Temple has improved his stroke from last season, but he's still a career 24.8 percent shooter, and Mason, who is seeing a lot of action as the first-unit shooting guard in practice, is a slasher and not a gunner. Minor, whom Brady is making "earn" his way back into the rotation after missing last season (and who therefore gets all of his practice reps with the second unit), shot 29.9 percent on threes in '04-05. The best option, then, will be Martin, who can join the lineup for the team's West Coast swing to Oregon State and Washington. He shot 38.1 percent from long distance in 14 games with the Red Raiders last season, and from the looks of it in workouts, he'll be used at both the one and the two.
On to the breakdown:
Heart and Soul: Easy choice -- it's Big Baby. He's coming off a season in which he averaged 18.6 points and 9.7 rebounds and earned added respect from his teammates for: 1) coming back for his junior year, and 2) dedicating himself to reshaping his body. Davis also remains, unquestionably, the biggest personality on the team and is its player/ambassador; during Tuesday's ring ceremony he hobnobbed with the guests and, along with Brady and assistant Butch Pierre, manned the presentation process of the honorary rings.
Most Improved: Magnum Rolle. The 6-10 sophomore played only 8.7 minutes per game (and averaged 2.2 points) last season behind Thomas but is well on his way to inheriting the title, as he jokingly calls it, of "LSU's next athletic big man." Rolle is still rail-thin but is making aggressive moves on D and could emerge as the team's top shot-blocker. "He's not even the same player he was last year," Brady said of Rolle. "He's so much better. I think in the same way Tyrus surprised some of our fans last year, Magnum is going to do some of that -- he's a similar type of athlete."
Glue Guy: Temple. He's known as the Tigers' defensive stopper after holding Redick to 3-of-18 shooting, and his confidence appears to have risen to the point that he could make a solid, non-gambling point guard. Assistant coach John Treloar said Temple and Tasmin Mitchell make the smart hustle plays that, "underneath, make the difference between us winning and losing every night." And even though Temple is listed as a sophomore, remember that he redshirted a year and therefore has spent as much time at LSU as his old high school classmate Davis.
X factor: Mason.

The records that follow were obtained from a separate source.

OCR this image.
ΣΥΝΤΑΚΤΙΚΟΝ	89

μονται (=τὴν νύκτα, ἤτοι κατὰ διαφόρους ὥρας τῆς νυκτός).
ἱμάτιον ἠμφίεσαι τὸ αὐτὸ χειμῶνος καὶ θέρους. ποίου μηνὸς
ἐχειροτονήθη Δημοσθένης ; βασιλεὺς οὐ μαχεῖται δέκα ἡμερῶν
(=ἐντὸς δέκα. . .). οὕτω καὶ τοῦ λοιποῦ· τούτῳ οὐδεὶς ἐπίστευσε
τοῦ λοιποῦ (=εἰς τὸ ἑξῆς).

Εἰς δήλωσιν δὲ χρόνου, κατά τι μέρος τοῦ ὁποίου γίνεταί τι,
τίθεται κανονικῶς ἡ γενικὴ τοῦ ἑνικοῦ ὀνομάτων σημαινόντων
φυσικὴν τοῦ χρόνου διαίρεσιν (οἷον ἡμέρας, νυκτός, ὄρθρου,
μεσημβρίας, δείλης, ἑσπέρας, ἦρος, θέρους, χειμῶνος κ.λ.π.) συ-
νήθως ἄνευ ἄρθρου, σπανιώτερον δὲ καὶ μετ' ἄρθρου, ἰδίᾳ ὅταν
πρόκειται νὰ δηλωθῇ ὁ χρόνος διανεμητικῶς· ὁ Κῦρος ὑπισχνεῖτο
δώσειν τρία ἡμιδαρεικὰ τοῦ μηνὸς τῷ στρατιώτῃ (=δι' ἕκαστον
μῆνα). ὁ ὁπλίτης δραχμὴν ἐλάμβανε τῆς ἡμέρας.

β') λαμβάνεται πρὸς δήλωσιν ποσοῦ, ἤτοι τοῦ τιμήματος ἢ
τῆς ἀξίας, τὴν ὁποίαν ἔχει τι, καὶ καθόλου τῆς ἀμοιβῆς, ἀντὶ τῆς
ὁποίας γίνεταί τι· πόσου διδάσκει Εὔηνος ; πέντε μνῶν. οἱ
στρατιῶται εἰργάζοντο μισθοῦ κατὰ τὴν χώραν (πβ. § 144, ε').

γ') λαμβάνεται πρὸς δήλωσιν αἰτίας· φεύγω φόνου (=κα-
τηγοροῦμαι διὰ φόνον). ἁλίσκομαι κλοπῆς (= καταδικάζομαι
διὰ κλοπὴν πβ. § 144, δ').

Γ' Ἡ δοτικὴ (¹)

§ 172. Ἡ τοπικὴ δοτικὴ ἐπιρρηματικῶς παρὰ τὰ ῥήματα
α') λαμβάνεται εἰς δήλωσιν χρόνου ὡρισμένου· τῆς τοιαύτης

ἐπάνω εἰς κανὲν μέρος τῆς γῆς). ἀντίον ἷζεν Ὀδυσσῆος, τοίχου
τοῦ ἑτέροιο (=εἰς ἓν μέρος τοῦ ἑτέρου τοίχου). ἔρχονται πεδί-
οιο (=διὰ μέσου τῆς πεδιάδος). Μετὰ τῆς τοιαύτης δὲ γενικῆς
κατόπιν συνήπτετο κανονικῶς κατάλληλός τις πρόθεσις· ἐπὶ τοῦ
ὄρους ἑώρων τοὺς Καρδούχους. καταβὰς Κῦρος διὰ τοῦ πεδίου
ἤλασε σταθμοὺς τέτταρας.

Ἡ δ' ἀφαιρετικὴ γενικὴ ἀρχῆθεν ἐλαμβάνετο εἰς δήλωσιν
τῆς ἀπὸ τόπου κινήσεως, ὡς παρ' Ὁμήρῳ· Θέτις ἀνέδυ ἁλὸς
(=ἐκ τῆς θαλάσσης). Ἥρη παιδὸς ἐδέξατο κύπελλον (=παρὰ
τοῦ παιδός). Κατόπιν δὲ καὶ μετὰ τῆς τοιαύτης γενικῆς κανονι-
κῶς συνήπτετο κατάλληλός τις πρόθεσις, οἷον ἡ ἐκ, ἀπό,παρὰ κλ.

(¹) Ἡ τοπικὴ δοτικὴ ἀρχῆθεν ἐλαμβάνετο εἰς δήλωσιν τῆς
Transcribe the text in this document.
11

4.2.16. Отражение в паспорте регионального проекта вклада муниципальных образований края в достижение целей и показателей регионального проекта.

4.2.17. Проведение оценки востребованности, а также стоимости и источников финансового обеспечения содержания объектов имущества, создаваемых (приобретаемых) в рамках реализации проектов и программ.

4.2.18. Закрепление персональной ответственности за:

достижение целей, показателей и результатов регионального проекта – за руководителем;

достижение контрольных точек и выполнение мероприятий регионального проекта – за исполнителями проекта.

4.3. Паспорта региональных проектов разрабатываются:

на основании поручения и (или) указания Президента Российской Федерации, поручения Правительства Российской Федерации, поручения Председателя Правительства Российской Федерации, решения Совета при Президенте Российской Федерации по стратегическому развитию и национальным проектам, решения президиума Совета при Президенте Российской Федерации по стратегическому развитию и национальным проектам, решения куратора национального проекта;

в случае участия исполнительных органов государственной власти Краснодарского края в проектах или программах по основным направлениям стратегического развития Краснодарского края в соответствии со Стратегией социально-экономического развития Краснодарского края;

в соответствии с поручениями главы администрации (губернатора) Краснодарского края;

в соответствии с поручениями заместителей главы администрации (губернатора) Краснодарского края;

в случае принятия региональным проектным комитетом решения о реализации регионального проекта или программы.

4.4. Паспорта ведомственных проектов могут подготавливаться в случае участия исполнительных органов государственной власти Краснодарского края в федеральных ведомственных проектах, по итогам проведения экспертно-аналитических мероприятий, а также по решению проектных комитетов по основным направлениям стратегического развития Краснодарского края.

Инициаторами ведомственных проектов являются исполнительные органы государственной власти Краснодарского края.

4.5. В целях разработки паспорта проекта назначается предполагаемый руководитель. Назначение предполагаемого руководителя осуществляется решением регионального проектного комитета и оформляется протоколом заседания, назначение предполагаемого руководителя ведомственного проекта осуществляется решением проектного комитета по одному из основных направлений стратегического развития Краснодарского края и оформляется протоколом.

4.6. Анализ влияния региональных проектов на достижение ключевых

The Tigers don't have an established scorer in their backcourt; Temple, Voogd and Minor are all point guards and Martin -- another potential X factor -- won't be available from Day 1. Mason could fill that role at the two. He's a wiry athlete who had a nose for the basket at Marquette in his first two seasons (averaging 9.0 and 11.9 points) and looks like a skinnier version of ex-Arkansas star Ronnie Brewer, right down to the headband. The big question is if he'll thrive without being able to knock down the three; Mason's game is more driving -- Brady says he "can go by almost anybody" -- and crashing the glass than shooting on the perimeter.
Lost in the Shuffle: Six-foot-11 center Chris Johnson, a sophomore who saw action in 10 games last year, has the height and shooting touch to get P.T. on a lot of Division I teams ... but probably not this one. He's behind Davis, Rolle, Darnell Lazare and Mitchell on the big-guy depth chart, and once Martin is available I could see the Tigers playing smaller with Martin and Mason on the floor at the same time. At present Johnson is even thinner than Rolle and gets pushed around on the defensive end.
Bottom Line: Watching two days of practice only bolstered my belief that the Tigers are a legit national-title contender, even after their meltdown in Indy. They're far more athletic -- and deep -- in the backcourt, and Davis has shed weight for the long haul. Mitchell was already a star-in-waiting and should have a big season. Ultimately LSU's fate could come down to whether: 1) the M&M transfers, Mason and Martin, can become scoring threats on the perimeter, and 2) Rolle can provide even one half of the low-block defensive presence that Thomas did last season. If those things happen, the Tigers will give Florida a serious fight for the league crown.